The regime's principles-based approach requires firms to define their sustainable goals, objectives, and Key Performance Indicators (KPIs), providing for some flexibility within the sector. Simultaneously, it sets clear boundaries for instances where sustainable claims clearly fall short.

Things to Look Out For

Despite the merits of the regime, there are concerns that the FCA’s definitions are potentially too loose and subjective. Part of the challenge lies in the absence of a clear steer on what the UK as a country aims to define as sustainable, and the absence of a UK green taxonomy. The ambiguity this creates may open the door to varied interpretations, potentially leading to looser definitions or subjective perspectives in defining sustainability goals .

While a fund may initially qualify for one of the four labels, it remains to be seen how good firms’ internal review processes will be at identifying when a fund ceases to meet the FCA’s definitions, and how firms will react.

For example, will they voluntarily de-label in situations of underperformance or when asset composition falls below set sustainability standards? How quickly will they react? What happens when this is in breach of any agreed upon client mandates to allocate into sustainable assets? Will we see forced redemptions and at what cost if these are done at times when funds are underperforming? If firms continue to accept new investors when a fund no longer meets a definition, they open themselves up to mis-selling.

The absence of third party verification or assurance requirements that a fund’s label is appropriate (and continues to be appropriate) may be an impediment to promoting trust in the regime, as investors may otherwise lack confidence that a firm’s internal controls and corporate governance are adequate to deliver objectivity in the labelling process.

The role of the FCA in policing the regime will therefore be critical to the success of the regime. Without third-party assurance, the FCA must devise supervisory strategies to identify and rectify instances of greenwashing, ensuring the credibility of labelled funds on an ongoing basis.

The regime’s requirements may add a further layer of complexity to the assessments that firms are required to undertake under the recently implemented Consumer Duty with its fair value outcome.

The regime's interaction with proposals to supervise ratings agencies adds another layer of complexity, requiring a delicate balance between fostering credibility and avoiding excessive regulatory burdens.

One notable aspect is the mostly unrelated nature of the four investment labels. Unlike food labelling, which often relies on a traffic light system to provide a sense of potential dietary benefit or harm, the investment labels lack a progressive structure. This raises a question: is there a missed opportunity to provide consumers with a sense of progression regarding how green a fund or asset's credentials are?

The counter to this is that unlike food labelling, the parameters around sustainability objectives are far reaching and cannot be confined to a handful of indicators. Therefore, establishing a spectrum of labels from light green to dark green would be nigh impossible.

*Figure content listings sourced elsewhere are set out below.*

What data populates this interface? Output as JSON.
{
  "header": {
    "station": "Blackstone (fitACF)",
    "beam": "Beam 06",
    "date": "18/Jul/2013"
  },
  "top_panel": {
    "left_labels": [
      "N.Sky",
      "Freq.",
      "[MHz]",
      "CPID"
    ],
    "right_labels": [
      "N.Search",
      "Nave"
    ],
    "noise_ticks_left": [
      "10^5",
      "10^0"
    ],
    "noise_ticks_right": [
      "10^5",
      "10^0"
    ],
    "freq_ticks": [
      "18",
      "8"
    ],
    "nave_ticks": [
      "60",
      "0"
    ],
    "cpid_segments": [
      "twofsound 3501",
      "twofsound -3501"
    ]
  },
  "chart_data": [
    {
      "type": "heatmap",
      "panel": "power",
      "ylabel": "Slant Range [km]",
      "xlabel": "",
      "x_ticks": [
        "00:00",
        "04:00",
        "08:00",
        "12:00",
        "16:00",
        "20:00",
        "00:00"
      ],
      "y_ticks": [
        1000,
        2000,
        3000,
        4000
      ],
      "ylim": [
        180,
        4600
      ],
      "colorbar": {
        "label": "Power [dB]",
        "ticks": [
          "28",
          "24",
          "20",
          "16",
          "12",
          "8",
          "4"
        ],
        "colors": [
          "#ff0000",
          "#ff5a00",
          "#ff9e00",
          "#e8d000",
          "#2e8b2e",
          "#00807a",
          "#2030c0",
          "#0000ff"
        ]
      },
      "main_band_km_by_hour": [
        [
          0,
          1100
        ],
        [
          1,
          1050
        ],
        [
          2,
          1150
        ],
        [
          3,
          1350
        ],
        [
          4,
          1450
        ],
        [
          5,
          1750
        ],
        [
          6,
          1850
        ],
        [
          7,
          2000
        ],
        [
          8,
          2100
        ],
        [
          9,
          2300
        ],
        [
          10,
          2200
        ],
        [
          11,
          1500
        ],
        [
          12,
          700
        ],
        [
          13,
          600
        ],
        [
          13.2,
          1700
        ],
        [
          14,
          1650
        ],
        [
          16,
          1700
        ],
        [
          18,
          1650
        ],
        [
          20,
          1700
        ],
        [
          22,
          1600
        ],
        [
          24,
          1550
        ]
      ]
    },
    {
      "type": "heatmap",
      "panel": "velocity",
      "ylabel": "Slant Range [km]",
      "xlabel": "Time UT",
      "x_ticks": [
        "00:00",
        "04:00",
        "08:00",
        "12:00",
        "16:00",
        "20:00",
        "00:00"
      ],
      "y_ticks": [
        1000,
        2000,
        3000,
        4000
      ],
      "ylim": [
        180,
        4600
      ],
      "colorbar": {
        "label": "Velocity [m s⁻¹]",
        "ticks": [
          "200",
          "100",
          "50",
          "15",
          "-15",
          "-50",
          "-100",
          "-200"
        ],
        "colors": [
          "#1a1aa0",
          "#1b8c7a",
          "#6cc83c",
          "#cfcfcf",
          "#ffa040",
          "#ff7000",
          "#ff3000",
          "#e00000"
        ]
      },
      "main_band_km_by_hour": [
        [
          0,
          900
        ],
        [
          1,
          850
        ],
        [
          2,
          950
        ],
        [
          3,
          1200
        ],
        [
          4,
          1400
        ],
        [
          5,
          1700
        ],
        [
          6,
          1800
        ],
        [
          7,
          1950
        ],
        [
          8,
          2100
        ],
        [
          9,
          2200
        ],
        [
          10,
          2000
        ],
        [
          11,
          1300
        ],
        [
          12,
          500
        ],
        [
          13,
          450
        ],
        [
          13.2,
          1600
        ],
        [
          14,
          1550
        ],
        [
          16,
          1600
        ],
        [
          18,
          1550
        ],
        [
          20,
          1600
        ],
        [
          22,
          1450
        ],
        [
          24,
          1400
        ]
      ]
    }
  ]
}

As the Sustainability Disclosure Requirements and Investment Labels Regime goes live for existing funds on 31 July 2024, its success hinges on balancing flexibility with accountability. Striking this delicate equilibrium will not only nurture trust in sustainable funds but also contribute to a more sustainable and responsible financial landscape. While challenges persist, the regime offers a promising stride toward a greener and more transparent investment future.